林から飛び出して来た「ソレ」は、自分の記憶の中にあるどの生物とも共通しないものだった。
パッと見は犬の様であるが、額からは捻れて歪な形をした角が生えている。
何よりも犬とは比べ物にならない位にでかいのである。
頭から尻尾までを測ればゆうに3メートルを超えているのではないかと思う程だ。
「嘘だろ…」
目の前に現れた「ソレ」が何なのかは分からない。だが一つだけ言える事がある。
これはヤバイ。俺の力、いや、人の力では絶対に抗う事の出来ない存在である。
心が恐怖で埋め尽くされ、足は震え身体中の汗腺から汗と言う汗が吹き出してくる。
逃げようにも身体が言う事を聞かない。聞いてくれる訳が無い。
目の前の「ソレ」は、恐怖に震える俺を嘲笑うかの様にゆっくりと近付いてくる。
口から垂らした涎が地面に落ちる度、自分の命がじわじわと削られるだろう事を感じた。
もう終わりだ、こんなのどうしようもない。
一体俺が何したって言うんだ。ただ普通に、他人に迷惑を掛けないようにひっそりと学生生活を送っていただけなのに。
理不尽な現実から目を背けるように、俺は心の中で悪態を吐き続けた。
だがそんな時間は唐突に終わりを告げる。
「グルァァァァ!!」
恐ろしい叫び声を上げながら「ソレ」が俺に飛び掛ってきた時だ。
「そらぁ!!」
女性の掛け声が聞こえたと思った瞬間目の前で「ソレ」の首が胴体から離れ、地面に落ちたのである。

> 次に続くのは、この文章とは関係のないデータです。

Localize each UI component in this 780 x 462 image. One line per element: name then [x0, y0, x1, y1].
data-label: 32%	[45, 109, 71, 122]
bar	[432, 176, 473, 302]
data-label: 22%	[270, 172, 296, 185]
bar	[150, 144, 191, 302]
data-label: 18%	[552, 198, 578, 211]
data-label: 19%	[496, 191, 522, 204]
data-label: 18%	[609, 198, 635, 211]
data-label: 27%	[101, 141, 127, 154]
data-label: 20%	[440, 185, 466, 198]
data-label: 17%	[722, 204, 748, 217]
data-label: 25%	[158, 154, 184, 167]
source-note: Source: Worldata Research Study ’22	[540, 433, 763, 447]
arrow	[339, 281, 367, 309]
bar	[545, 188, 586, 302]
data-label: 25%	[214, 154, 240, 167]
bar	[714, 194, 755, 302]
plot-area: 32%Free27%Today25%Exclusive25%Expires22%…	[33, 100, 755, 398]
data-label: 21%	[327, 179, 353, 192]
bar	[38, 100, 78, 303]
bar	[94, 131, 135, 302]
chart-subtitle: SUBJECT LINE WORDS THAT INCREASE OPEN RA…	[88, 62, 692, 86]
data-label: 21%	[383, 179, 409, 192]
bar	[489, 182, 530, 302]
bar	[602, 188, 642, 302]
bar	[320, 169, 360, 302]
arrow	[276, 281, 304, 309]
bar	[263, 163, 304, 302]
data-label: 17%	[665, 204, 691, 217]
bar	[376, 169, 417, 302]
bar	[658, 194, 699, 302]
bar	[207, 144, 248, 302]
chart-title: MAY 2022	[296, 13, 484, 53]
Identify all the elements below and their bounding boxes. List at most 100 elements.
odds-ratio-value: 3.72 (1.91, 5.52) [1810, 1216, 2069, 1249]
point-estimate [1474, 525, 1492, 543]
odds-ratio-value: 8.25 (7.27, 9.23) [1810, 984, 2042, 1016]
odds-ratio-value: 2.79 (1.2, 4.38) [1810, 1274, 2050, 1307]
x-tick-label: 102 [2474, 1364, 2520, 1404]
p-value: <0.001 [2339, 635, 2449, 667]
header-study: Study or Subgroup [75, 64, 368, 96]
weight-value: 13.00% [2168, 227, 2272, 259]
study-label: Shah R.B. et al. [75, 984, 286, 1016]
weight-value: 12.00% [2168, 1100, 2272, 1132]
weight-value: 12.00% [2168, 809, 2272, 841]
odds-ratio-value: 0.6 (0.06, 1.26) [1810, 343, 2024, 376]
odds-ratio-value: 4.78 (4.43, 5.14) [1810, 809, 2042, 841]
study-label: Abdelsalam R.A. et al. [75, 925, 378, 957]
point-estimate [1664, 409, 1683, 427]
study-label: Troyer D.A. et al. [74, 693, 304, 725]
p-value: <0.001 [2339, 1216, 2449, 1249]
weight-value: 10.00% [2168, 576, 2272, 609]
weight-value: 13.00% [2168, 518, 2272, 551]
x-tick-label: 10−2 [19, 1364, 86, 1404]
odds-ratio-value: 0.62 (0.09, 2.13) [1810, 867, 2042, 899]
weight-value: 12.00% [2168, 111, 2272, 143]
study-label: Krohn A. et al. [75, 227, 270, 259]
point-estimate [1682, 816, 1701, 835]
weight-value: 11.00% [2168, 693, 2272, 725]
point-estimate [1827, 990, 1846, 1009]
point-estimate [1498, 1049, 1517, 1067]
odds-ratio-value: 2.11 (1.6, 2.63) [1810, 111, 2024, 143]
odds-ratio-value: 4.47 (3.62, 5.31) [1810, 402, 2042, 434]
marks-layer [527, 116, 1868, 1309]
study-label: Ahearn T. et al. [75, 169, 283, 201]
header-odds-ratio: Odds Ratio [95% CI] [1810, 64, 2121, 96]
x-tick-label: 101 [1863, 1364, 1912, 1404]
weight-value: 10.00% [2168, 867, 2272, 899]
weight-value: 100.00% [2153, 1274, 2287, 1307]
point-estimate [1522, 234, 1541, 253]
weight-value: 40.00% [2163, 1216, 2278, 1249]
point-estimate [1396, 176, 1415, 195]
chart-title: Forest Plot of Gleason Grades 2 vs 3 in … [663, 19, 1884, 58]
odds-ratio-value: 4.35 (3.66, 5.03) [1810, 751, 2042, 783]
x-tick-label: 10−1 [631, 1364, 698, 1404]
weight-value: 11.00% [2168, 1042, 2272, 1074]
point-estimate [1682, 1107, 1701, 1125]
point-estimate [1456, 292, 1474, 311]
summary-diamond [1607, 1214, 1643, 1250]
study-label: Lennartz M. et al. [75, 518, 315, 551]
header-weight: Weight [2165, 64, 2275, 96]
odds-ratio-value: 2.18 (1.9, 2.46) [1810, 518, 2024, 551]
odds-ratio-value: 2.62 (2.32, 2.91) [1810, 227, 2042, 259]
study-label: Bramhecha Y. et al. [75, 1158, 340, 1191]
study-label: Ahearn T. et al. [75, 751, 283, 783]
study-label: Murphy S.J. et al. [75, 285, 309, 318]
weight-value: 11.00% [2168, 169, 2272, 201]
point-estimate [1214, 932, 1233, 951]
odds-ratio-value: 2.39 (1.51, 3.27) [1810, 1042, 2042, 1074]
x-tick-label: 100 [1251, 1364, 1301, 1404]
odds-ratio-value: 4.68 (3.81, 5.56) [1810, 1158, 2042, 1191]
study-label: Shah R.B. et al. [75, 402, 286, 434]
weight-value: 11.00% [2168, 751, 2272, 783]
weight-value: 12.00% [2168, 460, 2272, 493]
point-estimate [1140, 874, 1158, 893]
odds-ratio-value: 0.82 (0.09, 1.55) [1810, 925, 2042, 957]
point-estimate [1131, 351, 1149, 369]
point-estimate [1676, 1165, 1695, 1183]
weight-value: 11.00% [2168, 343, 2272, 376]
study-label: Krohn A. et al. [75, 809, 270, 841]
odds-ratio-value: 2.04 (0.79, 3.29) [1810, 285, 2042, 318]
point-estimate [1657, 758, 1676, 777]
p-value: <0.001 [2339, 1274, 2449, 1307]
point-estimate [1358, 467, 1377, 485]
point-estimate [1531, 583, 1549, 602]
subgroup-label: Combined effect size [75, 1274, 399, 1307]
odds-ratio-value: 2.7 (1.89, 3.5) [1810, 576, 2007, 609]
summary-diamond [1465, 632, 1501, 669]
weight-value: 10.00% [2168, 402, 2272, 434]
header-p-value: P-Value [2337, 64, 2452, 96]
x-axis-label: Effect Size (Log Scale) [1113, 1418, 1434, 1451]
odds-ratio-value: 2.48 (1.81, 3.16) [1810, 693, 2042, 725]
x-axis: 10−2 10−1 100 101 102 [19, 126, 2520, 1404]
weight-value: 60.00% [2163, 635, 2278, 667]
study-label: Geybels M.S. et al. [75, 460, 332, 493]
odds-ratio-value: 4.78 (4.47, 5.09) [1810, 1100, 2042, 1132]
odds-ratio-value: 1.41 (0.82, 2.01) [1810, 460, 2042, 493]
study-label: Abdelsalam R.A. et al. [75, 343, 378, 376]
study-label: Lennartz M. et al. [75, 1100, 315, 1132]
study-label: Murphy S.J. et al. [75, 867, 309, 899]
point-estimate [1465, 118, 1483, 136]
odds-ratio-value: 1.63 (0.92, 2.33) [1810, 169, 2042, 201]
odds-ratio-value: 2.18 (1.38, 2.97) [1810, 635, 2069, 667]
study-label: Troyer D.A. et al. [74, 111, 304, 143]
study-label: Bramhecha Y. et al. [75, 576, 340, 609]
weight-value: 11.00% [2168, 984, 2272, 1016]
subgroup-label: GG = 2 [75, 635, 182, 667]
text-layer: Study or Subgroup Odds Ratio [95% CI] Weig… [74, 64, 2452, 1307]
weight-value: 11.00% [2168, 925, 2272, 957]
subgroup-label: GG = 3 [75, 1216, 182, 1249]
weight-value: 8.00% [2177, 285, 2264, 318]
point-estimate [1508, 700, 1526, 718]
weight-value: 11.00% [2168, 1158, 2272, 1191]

突然の出来事に、俺は何の反応も出来ないまま固まっていた。
「大丈夫だったかい?」
動揺して視線が定まらないままの俺を気遣う様に「ソレ」の首を切り落としたであろう女性が声を掛けてきた。
右手には成人男性と変わらない程の大剣を握り、優しそうに微笑む女性を見て俺の意識は遠のいていった。